Mrs. Hayes put another cool cloth on Tess’s forehead. “May I ask you something?”
“Of course,” Tess murmured.
“Why have you never married? Surely you’ve had many chances.”
“I’ve had one, but from a man for whom I had no respect, none at all,” she added, recalling the cavalryman in Montana with his studied arrogance and persistence. “I should have stayed single forever rather than marry such a bounder.”
“Wise girl. I married for love, but I was one of the lucky ones. My husband and I have three children living, out of the ten that I birthed.” She sat back down and concentrated on her knitting. “We’ve had hard times, but we always had each other when things got bad.” She smiled at Tess. “I don’t suppose you and Mr. Davis…?”
“Matt is my cousin,” Tess said evasively, and closed her eyes. She didn’t like remembering Matt’s views on marriage, as well as the mixing of races.
All the same, it was hard to put out of her mind the look in Matt’s black eyes when he came close to her. He was attracted to her; she knew that. But a man could be attracted and still not love. Physical attraction alone was never enough. She loved him. Nothing short of a love as powerful as her own being reciprocated would be enough. Tess closed her eyes. She might as well try to sleep. Lamenting the future was fruitless.
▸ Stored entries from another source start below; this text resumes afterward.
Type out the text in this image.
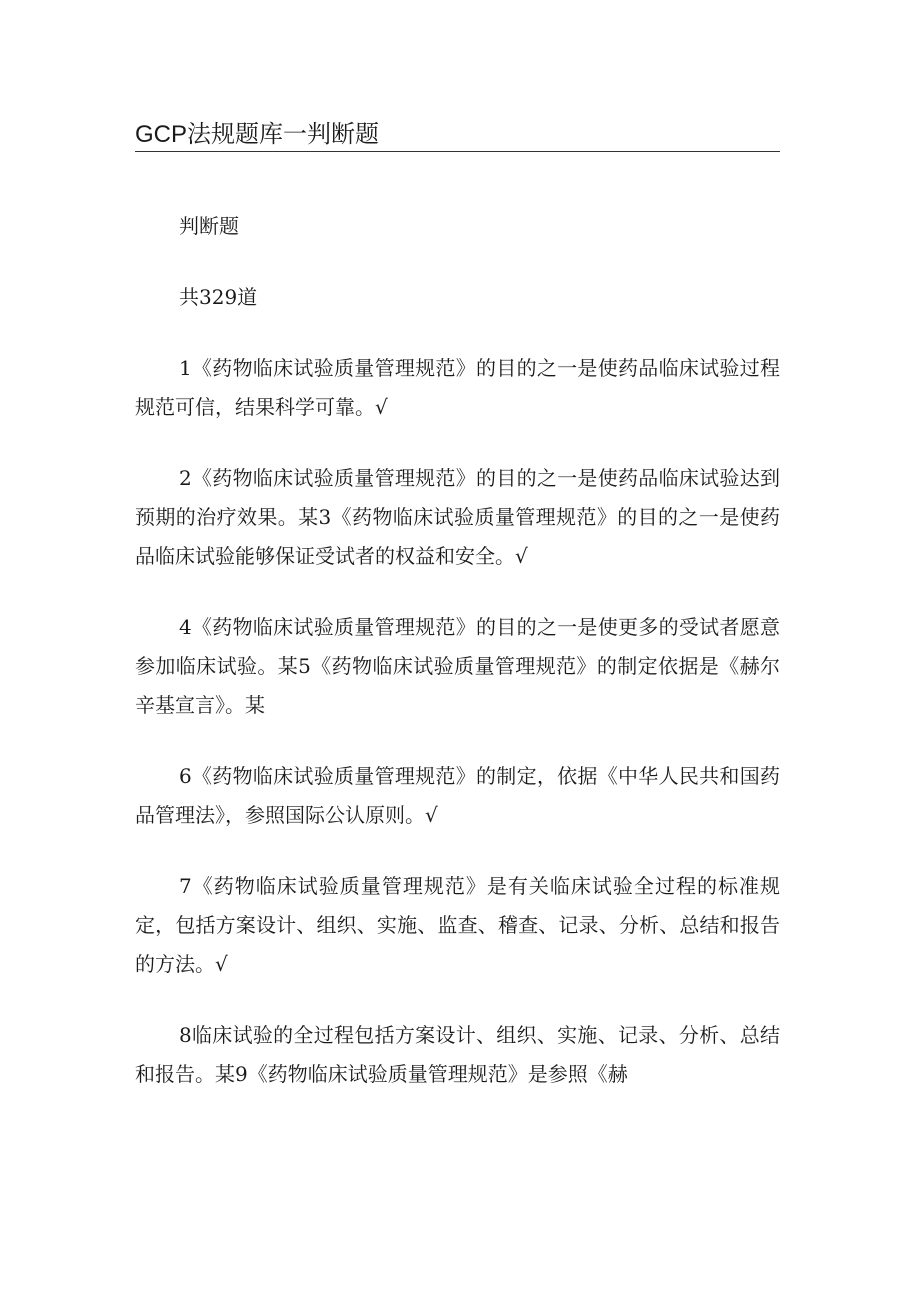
GCP法规题库一判断题

判断题

共329道

1《药物临床试验质量管理规范》的目的之一是使药品临床试验过程规范可信，结果科学可靠。√

2《药物临床试验质量管理规范》的目的之一是使药品临床试验达到预期的治疗效果。某3《药物临床试验质量管理规范》的目的之一是使药品临床试验能够保证受试者的权益和安全。√

4《药物临床试验质量管理规范》的目的之一是使更多的受试者愿意参加临床试验。某5《药物临床试验质量管理规范》的制定依据是《赫尔辛基宣言》。某

6《药物临床试验质量管理规范》的制定，依据《中华人民共和国药品管理法》，参照国际公认原则。√

7《药物临床试验质量管理规范》是有关临床试验全过程的标准规定，包括方案设计、组织、实施、监查、稽查、记录、分析、总结和报告的方法。√

8临床试验的全过程包括方案设计、组织、实施、记录、分析、总结和报告。某9《药物临床试验质量管理规范》是参照《赫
She concentrated on breathing slowly and evenly. Minutes later she drifted off into a restless sleep.
MATT VISITED FIVE TELEGRAPH offices before he found one with a clerk named Collier. He wrote a telegraph to one of his operatives whom he’d dispatched to an outlying town, mentioning that his cousin Tess Meredith had been wounded by an unknown assailant and that he wouldn’t be in the office for two days, and instructing the man to contact Senior Agent Riley Blair if he needed assistance before Thursday. Then he signed his name.